Former banker Parshuram Kunwar says that the central bank withdrawing only Rs 30 billion when there is a liquidity of more than Rs 200 billion isn’t enough. “Absorbing only Rs 30 billion when there is an excess liquidity of hundreds of billions is too less,” he said, adding, “Our neighboring country India also has excess liquidity due to the lack of credit flow. Their government has taken up a lot of internal debt to manage this. The Reserve Bank of India has made arrangements accordingly as it may make things uncomfortable by raising a lot of money in this way.”
Former banker Kunwar says that the high liquidity situation in India has reduced the interest rates of deposits rather than on inflation. He claims that Nepal is also in a similar situation. He points out that things should not be made difficult for the customers by making the rates on deposits lower than the rate of inflation for a long time.

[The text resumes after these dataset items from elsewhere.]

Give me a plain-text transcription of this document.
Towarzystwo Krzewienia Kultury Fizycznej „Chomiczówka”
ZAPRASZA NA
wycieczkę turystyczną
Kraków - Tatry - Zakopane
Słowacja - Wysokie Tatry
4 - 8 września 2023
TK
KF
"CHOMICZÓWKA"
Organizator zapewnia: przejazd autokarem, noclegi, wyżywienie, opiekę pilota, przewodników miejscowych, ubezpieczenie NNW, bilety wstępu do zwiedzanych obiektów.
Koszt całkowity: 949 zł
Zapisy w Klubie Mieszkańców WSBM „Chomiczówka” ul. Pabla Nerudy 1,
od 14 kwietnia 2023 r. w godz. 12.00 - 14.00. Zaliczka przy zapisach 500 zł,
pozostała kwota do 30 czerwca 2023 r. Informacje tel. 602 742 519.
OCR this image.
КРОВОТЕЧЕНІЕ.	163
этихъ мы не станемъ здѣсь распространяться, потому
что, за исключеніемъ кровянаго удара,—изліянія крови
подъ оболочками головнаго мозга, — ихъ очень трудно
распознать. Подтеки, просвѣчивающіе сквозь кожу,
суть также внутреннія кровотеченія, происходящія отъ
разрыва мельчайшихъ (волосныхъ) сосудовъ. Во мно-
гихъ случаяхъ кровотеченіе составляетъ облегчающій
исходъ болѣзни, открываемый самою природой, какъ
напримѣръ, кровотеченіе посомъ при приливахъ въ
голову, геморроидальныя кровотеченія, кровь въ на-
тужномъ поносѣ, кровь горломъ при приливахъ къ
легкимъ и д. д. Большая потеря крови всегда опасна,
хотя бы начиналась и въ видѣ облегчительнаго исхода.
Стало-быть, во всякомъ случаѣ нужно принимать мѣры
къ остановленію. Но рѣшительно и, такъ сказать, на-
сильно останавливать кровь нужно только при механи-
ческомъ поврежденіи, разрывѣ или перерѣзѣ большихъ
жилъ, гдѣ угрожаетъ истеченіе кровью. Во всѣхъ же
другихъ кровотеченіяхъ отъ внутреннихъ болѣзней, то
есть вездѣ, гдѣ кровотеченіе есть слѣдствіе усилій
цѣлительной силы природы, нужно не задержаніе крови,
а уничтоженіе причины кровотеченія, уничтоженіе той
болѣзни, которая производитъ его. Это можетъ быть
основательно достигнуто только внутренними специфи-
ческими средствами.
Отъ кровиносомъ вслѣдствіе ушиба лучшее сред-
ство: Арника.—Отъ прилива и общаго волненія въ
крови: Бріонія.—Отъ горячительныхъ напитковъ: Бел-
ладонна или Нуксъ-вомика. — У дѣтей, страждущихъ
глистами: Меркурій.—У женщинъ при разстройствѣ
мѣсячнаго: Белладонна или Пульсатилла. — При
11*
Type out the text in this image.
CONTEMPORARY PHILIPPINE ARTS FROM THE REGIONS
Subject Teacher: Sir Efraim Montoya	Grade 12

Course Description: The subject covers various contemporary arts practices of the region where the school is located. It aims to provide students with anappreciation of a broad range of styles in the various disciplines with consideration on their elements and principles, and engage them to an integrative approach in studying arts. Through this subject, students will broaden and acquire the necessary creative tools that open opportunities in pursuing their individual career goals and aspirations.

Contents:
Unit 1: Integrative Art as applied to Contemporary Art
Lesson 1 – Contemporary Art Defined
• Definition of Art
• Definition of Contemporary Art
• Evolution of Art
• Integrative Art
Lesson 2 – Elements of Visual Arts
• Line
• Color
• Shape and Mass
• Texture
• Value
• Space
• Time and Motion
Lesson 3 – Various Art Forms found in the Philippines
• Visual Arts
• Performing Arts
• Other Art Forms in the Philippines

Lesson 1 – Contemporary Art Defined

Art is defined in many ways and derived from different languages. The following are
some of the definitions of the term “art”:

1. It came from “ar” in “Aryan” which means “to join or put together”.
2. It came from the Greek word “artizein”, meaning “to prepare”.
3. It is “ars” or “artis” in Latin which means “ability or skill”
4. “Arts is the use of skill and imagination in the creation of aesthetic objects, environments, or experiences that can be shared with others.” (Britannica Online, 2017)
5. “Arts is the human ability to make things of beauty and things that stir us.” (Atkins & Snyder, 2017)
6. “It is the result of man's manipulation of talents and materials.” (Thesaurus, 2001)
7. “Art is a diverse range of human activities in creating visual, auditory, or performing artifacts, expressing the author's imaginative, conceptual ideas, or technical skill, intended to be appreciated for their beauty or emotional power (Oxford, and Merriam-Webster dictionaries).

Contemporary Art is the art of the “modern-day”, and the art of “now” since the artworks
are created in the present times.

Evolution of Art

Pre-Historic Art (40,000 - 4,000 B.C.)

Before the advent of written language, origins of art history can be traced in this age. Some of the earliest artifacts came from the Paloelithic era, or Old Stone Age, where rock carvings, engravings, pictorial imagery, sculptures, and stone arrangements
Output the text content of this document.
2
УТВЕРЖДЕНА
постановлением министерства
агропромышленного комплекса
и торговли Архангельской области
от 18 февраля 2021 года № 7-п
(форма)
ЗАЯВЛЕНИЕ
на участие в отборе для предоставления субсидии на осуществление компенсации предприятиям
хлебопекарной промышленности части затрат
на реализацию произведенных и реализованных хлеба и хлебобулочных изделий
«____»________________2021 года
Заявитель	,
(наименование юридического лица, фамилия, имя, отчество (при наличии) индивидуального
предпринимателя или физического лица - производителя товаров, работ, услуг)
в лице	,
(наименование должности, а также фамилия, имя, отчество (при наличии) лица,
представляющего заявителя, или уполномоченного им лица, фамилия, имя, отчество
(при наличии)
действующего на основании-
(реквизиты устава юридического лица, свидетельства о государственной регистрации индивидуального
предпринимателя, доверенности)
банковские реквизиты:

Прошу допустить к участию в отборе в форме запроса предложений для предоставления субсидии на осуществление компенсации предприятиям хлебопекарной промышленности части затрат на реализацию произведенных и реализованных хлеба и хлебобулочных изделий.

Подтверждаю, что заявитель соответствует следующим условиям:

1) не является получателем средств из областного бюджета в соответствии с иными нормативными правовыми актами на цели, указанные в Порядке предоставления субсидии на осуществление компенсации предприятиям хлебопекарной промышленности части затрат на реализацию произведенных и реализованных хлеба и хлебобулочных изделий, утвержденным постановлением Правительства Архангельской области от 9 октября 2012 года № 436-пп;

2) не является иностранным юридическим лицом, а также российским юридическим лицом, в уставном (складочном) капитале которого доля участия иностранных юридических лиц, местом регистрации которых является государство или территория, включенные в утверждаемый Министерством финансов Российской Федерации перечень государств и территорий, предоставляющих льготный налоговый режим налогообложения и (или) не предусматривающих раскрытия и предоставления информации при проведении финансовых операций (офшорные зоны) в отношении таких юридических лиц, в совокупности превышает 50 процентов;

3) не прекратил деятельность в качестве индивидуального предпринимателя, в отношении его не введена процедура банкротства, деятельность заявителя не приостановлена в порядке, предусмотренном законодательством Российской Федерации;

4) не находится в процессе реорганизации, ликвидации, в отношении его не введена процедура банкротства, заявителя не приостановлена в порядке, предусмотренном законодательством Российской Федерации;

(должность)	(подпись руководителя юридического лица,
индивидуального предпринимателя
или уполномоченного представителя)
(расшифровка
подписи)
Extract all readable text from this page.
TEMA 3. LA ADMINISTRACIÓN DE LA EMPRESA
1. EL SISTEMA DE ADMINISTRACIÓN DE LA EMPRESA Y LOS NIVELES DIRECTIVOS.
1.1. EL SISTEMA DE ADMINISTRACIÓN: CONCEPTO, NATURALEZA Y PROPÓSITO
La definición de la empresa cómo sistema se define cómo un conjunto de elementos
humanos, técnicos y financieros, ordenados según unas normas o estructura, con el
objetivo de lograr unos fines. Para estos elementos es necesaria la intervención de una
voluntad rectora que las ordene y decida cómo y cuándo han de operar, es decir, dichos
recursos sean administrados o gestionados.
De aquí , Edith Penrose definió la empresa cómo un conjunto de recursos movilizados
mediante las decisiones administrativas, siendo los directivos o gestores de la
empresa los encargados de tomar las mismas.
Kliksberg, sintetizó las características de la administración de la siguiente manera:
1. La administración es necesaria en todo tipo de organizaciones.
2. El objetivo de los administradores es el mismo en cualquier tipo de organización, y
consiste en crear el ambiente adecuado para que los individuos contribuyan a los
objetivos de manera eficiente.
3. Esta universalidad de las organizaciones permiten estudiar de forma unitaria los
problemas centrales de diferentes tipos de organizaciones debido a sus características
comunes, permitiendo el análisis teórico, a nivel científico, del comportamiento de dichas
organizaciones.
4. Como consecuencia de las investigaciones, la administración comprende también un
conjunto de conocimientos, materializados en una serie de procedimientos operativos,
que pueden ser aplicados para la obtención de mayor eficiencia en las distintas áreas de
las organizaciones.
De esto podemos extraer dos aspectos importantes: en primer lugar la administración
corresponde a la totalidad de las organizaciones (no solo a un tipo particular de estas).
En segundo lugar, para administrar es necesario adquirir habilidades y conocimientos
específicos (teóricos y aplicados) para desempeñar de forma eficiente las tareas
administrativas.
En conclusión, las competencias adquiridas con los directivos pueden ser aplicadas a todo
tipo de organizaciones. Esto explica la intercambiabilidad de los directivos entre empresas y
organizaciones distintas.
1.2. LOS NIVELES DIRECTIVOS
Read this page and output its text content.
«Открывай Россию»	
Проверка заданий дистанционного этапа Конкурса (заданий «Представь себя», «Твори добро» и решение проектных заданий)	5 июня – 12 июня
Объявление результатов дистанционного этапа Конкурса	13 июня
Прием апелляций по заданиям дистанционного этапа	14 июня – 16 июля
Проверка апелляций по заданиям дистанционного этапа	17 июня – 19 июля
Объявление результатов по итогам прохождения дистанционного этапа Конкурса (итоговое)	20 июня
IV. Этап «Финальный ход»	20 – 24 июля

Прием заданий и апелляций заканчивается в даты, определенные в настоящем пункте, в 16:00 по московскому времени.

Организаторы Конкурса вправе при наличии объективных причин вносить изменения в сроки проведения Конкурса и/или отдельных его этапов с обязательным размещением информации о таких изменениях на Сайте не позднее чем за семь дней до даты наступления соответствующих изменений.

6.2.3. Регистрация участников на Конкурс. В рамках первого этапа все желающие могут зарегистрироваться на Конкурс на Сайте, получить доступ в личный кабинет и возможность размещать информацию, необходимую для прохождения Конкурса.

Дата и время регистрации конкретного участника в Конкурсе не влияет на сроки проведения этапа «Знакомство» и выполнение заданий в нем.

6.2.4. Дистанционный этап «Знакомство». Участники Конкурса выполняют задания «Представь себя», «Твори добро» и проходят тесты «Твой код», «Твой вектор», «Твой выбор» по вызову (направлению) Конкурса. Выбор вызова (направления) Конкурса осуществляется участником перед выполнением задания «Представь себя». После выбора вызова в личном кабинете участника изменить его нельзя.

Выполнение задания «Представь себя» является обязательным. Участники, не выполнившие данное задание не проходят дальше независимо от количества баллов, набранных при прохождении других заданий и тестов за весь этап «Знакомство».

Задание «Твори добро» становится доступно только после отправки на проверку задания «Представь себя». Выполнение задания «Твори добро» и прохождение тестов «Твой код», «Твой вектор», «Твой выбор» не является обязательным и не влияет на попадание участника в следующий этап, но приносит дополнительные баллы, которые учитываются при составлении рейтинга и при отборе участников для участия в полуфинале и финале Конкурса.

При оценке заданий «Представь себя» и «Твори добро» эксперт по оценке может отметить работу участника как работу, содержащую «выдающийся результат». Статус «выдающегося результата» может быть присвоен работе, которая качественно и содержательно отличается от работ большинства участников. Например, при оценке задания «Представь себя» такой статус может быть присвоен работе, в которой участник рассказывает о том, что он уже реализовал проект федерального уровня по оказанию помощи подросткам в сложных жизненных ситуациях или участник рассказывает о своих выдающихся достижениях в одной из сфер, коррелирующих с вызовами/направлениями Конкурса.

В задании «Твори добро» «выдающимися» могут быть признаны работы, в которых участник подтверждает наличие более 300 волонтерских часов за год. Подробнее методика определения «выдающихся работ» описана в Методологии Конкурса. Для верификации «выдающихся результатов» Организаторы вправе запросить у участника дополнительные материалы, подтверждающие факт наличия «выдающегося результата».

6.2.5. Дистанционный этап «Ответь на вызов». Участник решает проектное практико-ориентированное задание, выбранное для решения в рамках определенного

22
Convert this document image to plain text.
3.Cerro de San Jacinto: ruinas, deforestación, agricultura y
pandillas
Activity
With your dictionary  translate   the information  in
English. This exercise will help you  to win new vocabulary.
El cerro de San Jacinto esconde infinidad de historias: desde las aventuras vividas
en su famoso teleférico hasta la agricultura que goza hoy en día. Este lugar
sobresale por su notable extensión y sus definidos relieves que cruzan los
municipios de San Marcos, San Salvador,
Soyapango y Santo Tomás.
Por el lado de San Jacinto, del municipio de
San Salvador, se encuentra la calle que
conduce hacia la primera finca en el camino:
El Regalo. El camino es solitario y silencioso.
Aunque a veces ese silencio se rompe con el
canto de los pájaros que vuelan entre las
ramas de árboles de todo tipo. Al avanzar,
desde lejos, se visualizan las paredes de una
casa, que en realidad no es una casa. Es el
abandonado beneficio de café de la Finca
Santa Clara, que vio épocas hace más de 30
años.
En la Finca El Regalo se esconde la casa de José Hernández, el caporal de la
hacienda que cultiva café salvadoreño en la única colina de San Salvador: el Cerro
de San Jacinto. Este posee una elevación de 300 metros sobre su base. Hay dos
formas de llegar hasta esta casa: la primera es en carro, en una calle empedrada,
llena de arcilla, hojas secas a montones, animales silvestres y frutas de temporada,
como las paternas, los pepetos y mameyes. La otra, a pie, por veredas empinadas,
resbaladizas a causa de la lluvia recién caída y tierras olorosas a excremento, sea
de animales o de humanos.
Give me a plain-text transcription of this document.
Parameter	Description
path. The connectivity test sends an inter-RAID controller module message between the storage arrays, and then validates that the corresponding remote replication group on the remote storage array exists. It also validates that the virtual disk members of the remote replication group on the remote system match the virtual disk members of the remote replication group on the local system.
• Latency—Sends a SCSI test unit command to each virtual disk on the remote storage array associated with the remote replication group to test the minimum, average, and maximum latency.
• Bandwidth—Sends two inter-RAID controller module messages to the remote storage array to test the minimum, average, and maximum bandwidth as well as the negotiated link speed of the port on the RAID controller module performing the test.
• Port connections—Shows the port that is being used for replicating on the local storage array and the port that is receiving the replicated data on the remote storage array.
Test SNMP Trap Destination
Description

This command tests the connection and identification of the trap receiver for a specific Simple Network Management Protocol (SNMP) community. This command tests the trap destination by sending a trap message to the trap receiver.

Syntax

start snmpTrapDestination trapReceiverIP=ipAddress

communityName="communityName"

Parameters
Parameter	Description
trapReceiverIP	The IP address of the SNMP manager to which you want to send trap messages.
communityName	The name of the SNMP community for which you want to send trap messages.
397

Some banks have increased the interest rates on deposits despite of having sufficient investable capital.
Banks have reduced the interest rates from a minimum of 3 percent to a maximum of 8.5 percent. Recently, banks like Civil Bank and Nabil Bank have been in the forefront in raising the interest rates on term deposits. Nabil Bank has announced to pay up to 9.5 percent interest on personal term deposits. They have announced that they will however flow loans at 7 percent. Similarly, Civil Bank has kept a maximum rate of 6 percent on deposits in the month of Bhadra (mid-August to mid-September). However, it has announced a rate of 8.75 percent on personal term deposits for the month of Ashoj (mid-September to mid-October).
The central bank does not think that it’s abnormal to increase the rates on personal term deposits even during a high liquidity situation. NRB Spokesperson Dr. Bhatta points out that it is appropriate to determine the interest rates now as the banks will have to raise long-term deposits for long-term investments. According to him, the banks should not only depend on general savings but raise long-term personal deposits too. However, they must announce the interest rates one month in advance.